Définir l’impact social et sa mesure soulève autant d’attentes que de questions, mises en avant par l’entrée d’investisseurs privés et de nouveaux philanthropes dans les « entreprises sociales ». De multiples acteurs en promeuvent de multiples définitions, centrées sur leurs priorités, démontre Antonella Noya, en charge à l’OCDE d’un policy brief sur le sujet. La mesure de l’impact est bien plus exigeante qu’un reporting d’activités ou de résultats : elle est censée permettre le lien entre une cause (l’action de l’entreprise) et une conséquence (l’impact), mesure du retour pour les investisseurs. Ceux-ci, privés et publics, disposeraient ainsi d’outils nouveaux dans un contexte de raréfaction de ressources publiques. C’est ce qui a poussé le Comité français sur l’investissement à impact social, sous la conduite de Hugues Sibille dans le cadre du G8, à préconiser d’« innover financièrement pour innover socialement », pour provoquer un effet levier.

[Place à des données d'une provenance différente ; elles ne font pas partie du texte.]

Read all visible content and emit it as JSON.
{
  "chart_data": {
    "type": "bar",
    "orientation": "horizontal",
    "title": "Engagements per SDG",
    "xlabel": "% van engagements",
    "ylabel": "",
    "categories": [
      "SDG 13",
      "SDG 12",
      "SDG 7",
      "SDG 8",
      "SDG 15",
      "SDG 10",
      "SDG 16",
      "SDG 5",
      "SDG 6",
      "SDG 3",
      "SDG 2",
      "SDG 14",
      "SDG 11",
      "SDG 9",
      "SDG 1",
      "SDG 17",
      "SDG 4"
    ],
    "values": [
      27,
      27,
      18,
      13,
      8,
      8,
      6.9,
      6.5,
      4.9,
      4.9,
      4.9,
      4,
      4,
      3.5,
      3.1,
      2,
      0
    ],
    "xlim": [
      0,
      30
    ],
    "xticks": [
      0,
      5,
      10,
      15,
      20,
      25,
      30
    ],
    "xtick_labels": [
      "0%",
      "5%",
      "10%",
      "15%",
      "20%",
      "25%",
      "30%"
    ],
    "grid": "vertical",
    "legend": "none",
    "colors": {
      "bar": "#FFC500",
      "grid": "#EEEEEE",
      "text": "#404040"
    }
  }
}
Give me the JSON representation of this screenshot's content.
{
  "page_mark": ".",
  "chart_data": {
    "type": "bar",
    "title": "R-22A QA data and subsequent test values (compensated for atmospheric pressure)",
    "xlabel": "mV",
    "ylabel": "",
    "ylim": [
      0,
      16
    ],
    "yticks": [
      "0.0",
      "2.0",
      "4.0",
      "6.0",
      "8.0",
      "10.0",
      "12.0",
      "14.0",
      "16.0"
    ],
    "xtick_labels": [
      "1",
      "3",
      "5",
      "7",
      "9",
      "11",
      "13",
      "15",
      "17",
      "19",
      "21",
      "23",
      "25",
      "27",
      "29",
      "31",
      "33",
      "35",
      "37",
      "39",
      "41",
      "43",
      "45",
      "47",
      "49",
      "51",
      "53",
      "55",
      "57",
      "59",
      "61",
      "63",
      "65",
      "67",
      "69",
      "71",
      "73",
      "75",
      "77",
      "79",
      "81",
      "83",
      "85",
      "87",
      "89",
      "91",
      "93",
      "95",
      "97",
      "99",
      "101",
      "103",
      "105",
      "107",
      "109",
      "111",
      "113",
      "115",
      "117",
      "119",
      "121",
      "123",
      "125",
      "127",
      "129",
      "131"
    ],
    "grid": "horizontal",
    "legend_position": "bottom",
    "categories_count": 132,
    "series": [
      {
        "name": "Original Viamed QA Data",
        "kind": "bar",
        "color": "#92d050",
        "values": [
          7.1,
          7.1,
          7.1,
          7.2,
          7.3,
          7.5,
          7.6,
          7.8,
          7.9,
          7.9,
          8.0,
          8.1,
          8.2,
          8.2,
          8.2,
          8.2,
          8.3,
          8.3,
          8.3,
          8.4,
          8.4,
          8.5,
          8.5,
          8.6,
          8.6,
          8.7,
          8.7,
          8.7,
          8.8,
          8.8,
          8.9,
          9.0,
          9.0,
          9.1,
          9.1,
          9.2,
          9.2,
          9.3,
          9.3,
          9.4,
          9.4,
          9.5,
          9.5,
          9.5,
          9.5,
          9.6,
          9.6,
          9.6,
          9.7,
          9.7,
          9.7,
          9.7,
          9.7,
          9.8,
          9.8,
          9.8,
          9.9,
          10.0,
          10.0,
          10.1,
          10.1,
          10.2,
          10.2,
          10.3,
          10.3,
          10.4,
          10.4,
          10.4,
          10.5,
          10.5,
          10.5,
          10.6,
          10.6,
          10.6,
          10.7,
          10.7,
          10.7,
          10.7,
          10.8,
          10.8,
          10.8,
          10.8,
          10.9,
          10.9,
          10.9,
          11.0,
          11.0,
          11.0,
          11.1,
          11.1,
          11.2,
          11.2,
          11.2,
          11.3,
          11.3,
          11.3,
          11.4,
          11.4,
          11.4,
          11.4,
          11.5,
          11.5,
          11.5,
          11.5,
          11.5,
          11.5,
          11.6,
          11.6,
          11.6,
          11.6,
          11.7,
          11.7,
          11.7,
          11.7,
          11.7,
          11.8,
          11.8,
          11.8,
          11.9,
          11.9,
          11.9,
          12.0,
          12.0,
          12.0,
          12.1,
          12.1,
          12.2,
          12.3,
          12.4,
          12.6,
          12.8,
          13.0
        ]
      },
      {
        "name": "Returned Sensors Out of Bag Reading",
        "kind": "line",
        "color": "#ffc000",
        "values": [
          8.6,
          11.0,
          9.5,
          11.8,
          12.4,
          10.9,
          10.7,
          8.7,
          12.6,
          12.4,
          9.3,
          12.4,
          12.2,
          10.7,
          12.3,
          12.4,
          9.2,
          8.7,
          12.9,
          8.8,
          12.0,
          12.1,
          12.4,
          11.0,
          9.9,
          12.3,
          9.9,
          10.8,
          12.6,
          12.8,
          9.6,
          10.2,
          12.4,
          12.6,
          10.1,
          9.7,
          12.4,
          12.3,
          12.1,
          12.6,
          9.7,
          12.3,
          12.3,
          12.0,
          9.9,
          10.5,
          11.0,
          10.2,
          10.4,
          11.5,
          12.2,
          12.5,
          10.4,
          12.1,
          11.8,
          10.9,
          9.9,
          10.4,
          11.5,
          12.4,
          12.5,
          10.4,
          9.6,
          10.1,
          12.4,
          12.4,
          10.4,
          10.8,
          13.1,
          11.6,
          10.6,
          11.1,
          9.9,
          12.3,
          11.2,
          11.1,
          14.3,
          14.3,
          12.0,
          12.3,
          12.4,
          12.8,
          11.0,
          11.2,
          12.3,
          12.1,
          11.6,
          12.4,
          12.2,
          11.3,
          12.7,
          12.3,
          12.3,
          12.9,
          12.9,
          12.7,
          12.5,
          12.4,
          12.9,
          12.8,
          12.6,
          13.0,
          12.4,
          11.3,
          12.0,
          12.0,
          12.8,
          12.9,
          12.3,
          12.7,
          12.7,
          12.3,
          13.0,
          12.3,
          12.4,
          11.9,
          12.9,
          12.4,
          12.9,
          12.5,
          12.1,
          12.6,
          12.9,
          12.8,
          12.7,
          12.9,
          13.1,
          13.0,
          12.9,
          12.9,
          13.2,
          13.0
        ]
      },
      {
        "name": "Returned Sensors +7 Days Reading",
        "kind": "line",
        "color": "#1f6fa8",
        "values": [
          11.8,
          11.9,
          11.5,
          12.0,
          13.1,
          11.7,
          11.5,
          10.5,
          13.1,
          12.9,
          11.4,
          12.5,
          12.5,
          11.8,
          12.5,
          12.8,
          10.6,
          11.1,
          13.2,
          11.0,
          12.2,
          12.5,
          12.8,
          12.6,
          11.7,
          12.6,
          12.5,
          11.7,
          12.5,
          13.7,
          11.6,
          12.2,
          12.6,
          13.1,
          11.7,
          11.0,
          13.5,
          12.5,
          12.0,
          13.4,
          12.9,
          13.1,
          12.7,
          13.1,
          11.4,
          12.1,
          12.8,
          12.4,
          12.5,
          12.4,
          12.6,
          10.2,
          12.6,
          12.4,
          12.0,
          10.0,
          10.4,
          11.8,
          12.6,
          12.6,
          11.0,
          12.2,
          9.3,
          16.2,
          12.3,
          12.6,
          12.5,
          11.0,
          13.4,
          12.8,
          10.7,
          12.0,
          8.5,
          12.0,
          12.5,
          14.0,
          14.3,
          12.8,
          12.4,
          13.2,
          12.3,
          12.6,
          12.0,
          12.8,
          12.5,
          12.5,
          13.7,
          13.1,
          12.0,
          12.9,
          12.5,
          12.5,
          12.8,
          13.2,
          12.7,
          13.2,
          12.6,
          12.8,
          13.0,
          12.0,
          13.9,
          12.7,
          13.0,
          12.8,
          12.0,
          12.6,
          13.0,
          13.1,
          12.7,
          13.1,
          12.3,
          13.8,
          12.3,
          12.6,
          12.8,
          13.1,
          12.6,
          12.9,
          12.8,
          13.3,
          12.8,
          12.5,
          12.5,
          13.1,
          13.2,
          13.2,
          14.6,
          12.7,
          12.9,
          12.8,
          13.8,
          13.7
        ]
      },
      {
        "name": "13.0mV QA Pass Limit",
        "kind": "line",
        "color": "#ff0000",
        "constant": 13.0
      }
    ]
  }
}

Le lien entre le développement de nouveaux outils de mesure, création de marchés et développement de marchés financiers pose la question des potentialités et limites de ces instruments : que sait-on, peut-on exactement mesurer ? sur quelles conventions reposent les nouvelles mesures et quelle est la conscience qu’en ont les utilisateurs lorsqu’ils les appliquent à la définition de politiques ou à leur choix financiers ? Tel était le sujet de la conférence co-organisée par les départements Développement Economique et Economie sociale et Solidaire et l’Institut CDC pour la Recherche, en lien avec le Département ISR et le think tank Confrontations Europe.
L’impact social est entendu comme « effet social positif et mesurable » dans les textes européens sur les « entreprises sociales. La Commission européenne a été chargée de « développer une méthode pour mesurer les gains socio-économiques des entreprises sociales » et « leur impact sur la communauté », pour guider les Fonds européens d’investissement pour l’entrepreneuriat social d’une part et, d’autre part le Programme pour le Changement Social et l’innovation.

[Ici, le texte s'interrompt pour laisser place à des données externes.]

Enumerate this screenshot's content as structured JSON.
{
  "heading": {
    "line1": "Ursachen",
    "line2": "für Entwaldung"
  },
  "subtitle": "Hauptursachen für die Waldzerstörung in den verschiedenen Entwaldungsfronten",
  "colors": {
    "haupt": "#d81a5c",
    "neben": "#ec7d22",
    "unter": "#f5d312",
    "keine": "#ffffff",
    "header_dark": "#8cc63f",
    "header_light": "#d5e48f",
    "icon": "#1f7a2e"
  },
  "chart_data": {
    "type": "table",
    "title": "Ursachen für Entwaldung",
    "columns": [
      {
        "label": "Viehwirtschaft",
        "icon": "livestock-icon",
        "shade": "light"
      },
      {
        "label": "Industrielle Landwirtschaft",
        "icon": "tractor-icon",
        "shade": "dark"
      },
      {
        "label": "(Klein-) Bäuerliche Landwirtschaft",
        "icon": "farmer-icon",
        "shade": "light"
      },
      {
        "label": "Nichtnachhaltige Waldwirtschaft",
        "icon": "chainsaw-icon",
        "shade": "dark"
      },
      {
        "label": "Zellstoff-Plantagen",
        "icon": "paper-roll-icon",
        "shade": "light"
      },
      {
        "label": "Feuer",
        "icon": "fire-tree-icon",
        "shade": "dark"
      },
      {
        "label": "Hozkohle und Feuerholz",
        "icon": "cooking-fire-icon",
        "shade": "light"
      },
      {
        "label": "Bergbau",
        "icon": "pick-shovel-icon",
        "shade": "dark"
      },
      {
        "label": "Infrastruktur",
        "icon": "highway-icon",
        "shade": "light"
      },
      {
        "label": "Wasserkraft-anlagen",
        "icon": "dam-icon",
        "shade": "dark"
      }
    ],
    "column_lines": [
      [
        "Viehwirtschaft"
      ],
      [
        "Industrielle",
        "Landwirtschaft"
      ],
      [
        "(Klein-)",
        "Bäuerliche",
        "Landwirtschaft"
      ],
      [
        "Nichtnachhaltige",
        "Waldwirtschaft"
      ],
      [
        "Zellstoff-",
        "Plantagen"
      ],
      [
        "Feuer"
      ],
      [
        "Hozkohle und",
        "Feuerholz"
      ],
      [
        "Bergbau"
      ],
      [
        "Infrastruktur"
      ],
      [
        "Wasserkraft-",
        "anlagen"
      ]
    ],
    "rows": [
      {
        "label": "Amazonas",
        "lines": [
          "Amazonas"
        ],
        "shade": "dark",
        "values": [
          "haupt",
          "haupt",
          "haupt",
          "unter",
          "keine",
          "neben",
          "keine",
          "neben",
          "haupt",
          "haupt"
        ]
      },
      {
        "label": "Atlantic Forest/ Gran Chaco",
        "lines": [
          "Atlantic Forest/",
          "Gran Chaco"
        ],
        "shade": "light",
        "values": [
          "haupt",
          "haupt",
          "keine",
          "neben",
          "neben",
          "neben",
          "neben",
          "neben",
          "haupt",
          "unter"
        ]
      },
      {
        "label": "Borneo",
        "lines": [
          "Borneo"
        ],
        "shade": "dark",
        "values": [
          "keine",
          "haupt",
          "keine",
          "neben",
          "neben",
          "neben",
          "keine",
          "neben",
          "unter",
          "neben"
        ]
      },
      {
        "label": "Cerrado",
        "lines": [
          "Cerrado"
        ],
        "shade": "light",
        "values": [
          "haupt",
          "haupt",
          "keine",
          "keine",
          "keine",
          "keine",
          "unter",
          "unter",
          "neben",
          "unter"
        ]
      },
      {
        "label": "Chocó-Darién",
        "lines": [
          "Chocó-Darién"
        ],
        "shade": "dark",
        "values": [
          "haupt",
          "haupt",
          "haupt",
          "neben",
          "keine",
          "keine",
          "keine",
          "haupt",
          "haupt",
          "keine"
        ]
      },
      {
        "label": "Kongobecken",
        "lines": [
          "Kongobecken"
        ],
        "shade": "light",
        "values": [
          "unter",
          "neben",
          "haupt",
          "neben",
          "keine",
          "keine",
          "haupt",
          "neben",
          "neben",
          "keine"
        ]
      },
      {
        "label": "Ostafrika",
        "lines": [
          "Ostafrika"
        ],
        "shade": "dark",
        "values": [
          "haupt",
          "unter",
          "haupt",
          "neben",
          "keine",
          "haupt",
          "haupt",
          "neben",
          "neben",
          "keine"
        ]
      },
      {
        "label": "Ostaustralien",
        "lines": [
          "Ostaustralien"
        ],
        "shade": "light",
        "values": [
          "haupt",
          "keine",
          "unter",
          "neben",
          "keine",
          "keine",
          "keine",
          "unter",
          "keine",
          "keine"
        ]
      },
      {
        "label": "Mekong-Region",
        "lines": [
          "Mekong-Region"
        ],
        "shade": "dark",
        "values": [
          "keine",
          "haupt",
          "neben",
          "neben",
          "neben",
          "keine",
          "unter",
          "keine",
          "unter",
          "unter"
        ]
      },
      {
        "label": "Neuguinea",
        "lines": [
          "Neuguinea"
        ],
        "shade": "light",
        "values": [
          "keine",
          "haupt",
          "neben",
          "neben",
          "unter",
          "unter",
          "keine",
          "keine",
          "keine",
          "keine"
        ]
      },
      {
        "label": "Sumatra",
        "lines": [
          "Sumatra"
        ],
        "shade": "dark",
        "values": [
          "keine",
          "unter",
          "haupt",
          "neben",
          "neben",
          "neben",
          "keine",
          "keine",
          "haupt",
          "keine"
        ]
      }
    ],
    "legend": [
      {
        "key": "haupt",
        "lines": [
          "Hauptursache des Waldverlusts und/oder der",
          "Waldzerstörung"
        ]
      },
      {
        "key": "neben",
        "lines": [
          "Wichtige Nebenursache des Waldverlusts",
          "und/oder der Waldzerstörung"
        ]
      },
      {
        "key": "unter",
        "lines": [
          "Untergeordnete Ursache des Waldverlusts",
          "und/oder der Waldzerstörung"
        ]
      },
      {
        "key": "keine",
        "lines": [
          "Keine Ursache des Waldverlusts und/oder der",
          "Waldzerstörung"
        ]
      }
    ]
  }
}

Ces questions se situent au cœur de l’évolution de 4 mondes, a expliqué Nicole Alix, de Confrontations Europe : le monde de l’évaluation, tourné désormais vers la mesure et l’audit ; celui de la finance, qui se déplace de la banque vers la finance de marché ; celui des politiques publiques où l’on parle « d’Etat investisseur social, héritier de l’Etat providence » et, enfin, l’ouverture de l’ESS à des formes d’entreprises sans contours statutaires définis.

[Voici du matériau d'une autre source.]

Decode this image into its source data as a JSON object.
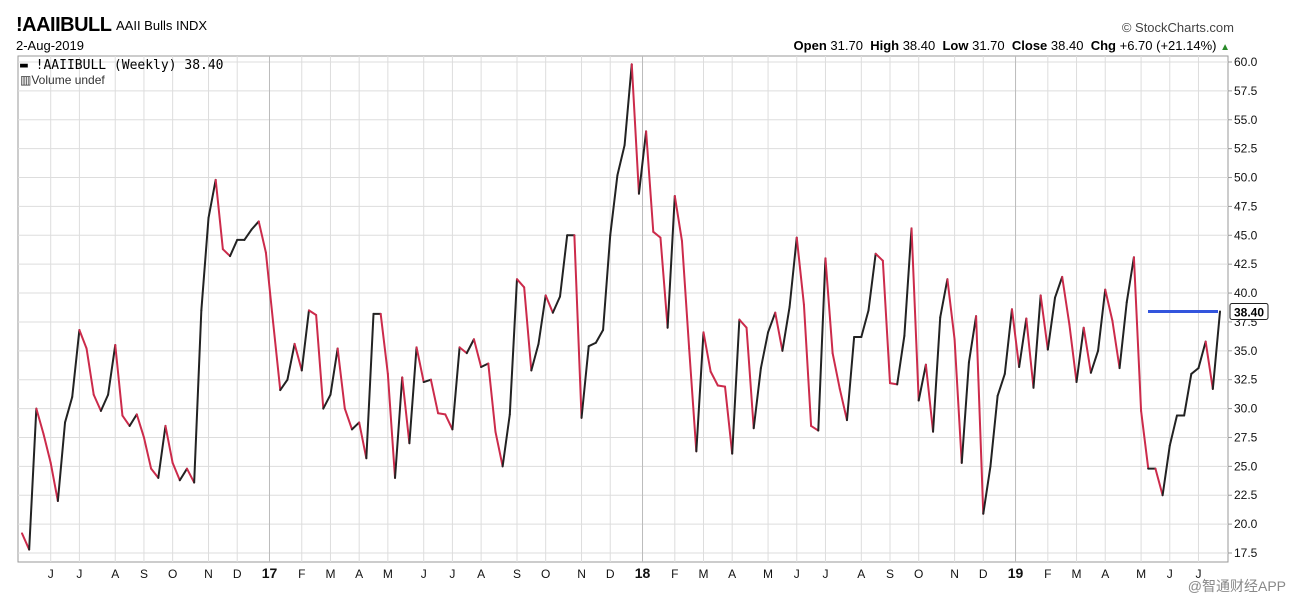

Eve Chiapello, EHESS, a démontré avec brio comment la mesure de l’impact social est l’un des enfants de la transformation très profonde du système de financement de l’économie et le signe que cette transformation atteint aujourd’hui le financement des activités sociales. C’est ce que l’on désigne habituellement sous le terme de « financiarisation ».Des banques qui connaissaient les entreprises dont elles gardaient les comptes cèdent le pas à des univers d’investisseurs qui, pour opérer leur gestion de portefeuilles, ont besoin de rendu de compte et, pour ce faire, d’une industrie de la mesure. Les expérimentations aléatoires, ne sont pas le « gold standard » de l’évaluation des programmes sociaux, a indiqué Arthur Jatteau. Florence Jany-Catrice a insisté sur les processus de légitimation : qui décide de ce qui compte ? sur quelles conventions reposent les nouvelles évaluations de mesures ? comment monétariser ce qui n’est pas dans le marché ? quelle conscience en ont les utilisateurs ? le politique ne cède-t-il pas le pas à l’investisseur et au « chief data officer » ?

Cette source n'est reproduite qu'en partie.